Strong evidence that I'm probably a terrible person

I’m listening to filmmaker Mark Duplass discuss his life and career on Marc Maron’s podcast. I like Duplass a lot. I suspect that in terms of our sense of narrative and humor, we have a great deal in common. I’d like to think that my books and his films share a similar tone, and that if we ever sat down together, we’d find great commonality in our belief in how a story should be told. mark duplass

Then Duplass described how his father supported him for most of his early-mid twenties by giving him $1,000 a month in order to “avoid having to wait tables” and focus on the art. His father also provided the seed money for at least one of his first films.

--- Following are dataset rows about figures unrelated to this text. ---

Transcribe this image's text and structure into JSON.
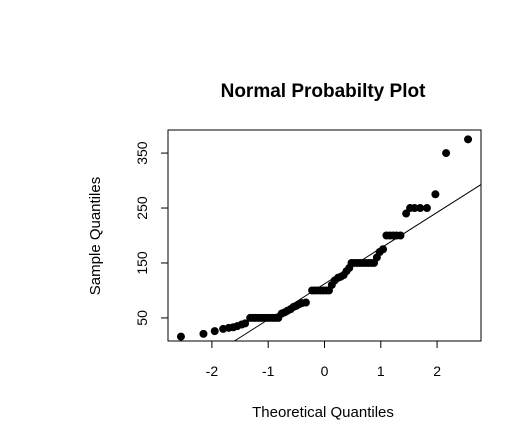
{
  "chart_data": {
    "type": "scatter",
    "title": "Normal Probabilty Plot",
    "xlabel": "Theoretical Quantiles",
    "ylabel": "Sample Quantiles",
    "xlim": [
      -2.78,
      2.78
    ],
    "ylim": [
      8,
      392
    ],
    "xticks": [
      -2,
      -1,
      0,
      1,
      2
    ],
    "yticks": [
      50,
      150,
      250,
      350
    ],
    "grid": false,
    "reference_line": {
      "intercept": 112,
      "slope": 65
    },
    "points": [
      {
        "x": -2.55,
        "y": 16
      },
      {
        "x": -2.15,
        "y": 21
      },
      {
        "x": -1.95,
        "y": 26
      },
      {
        "x": -1.8,
        "y": 30
      },
      {
        "x": -1.7,
        "y": 32
      },
      {
        "x": -1.62,
        "y": 33
      },
      {
        "x": -1.55,
        "y": 35
      },
      {
        "x": -1.47,
        "y": 38
      },
      {
        "x": -1.41,
        "y": 40
      },
      {
        "x": -1.32,
        "y": 50
      },
      {
        "x": -1.27,
        "y": 50
      },
      {
        "x": -1.22,
        "y": 50
      },
      {
        "x": -1.17,
        "y": 50
      },
      {
        "x": -1.12,
        "y": 50
      },
      {
        "x": -1.07,
        "y": 50
      },
      {
        "x": -1.02,
        "y": 50
      },
      {
        "x": -0.97,
        "y": 50
      },
      {
        "x": -0.92,
        "y": 50
      },
      {
        "x": -0.87,
        "y": 50
      },
      {
        "x": -0.82,
        "y": 50
      },
      {
        "x": -0.76,
        "y": 58
      },
      {
        "x": -0.71,
        "y": 60
      },
      {
        "x": -0.66,
        "y": 63
      },
      {
        "x": -0.6,
        "y": 66
      },
      {
        "x": -0.55,
        "y": 70
      },
      {
        "x": -0.5,
        "y": 72
      },
      {
        "x": -0.45,
        "y": 75
      },
      {
        "x": -0.4,
        "y": 77
      },
      {
        "x": -0.33,
        "y": 78
      },
      {
        "x": -0.22,
        "y": 100
      },
      {
        "x": -0.17,
        "y": 100
      },
      {
        "x": -0.12,
        "y": 100
      },
      {
        "x": -0.07,
        "y": 100
      },
      {
        "x": -0.02,
        "y": 100
      },
      {
        "x": 0.03,
        "y": 100
      },
      {
        "x": 0.08,
        "y": 100
      },
      {
        "x": 0.13,
        "y": 110
      },
      {
        "x": 0.18,
        "y": 118
      },
      {
        "x": 0.24,
        "y": 123
      },
      {
        "x": 0.29,
        "y": 125
      },
      {
        "x": 0.34,
        "y": 128
      },
      {
        "x": 0.39,
        "y": 135
      },
      {
        "x": 0.44,
        "y": 141
      },
      {
        "x": 0.48,
        "y": 150
      },
      {
        "x": 0.53,
        "y": 150
      },
      {
        "x": 0.58,
        "y": 150
      },
      {
        "x": 0.63,
        "y": 150
      },
      {
        "x": 0.68,
        "y": 150
      },
      {
        "x": 0.73,
        "y": 150
      },
      {
        "x": 0.78,
        "y": 150
      },
      {
        "x": 0.83,
        "y": 150
      },
      {
        "x": 0.88,
        "y": 150
      },
      {
        "x": 0.93,
        "y": 160
      },
      {
        "x": 0.98,
        "y": 170
      },
      {
        "x": 1.04,
        "y": 175
      },
      {
        "x": 1.1,
        "y": 200
      },
      {
        "x": 1.16,
        "y": 200
      },
      {
        "x": 1.22,
        "y": 200
      },
      {
        "x": 1.28,
        "y": 200
      },
      {
        "x": 1.35,
        "y": 200
      },
      {
        "x": 1.45,
        "y": 240
      },
      {
        "x": 1.52,
        "y": 250
      },
      {
        "x": 1.6,
        "y": 250
      },
      {
        "x": 1.7,
        "y": 250
      },
      {
        "x": 1.82,
        "y": 250
      },
      {
        "x": 1.97,
        "y": 275
      },
      {
        "x": 2.16,
        "y": 350
      },
      {
        "x": 2.55,
        "y": 375
      }
    ]
  }
}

Just like that, I didn’t like Duplass nearly as much. Why is this?

Am I envious of Duplass for having the kind of emotional and financial support from his family that I never had? I don’t think so, but maybe I’m just fooling myself.

Am I jealous of him for the father I never had?

Am I more inclined to respect the self-made man, and if so, is this only because I had to find my own way in life?

Am I merely judging people by comparing them to myself?

Is creativity more worthy of admiration when the artist must struggle mightily to make it?

I’m not sure.

The only thing I am certain of is that my opinion of Mark Duplass plummeted upon learning of his father’s investment in his career.

I also strongly suspect that this doesn’t say very much about me as a person.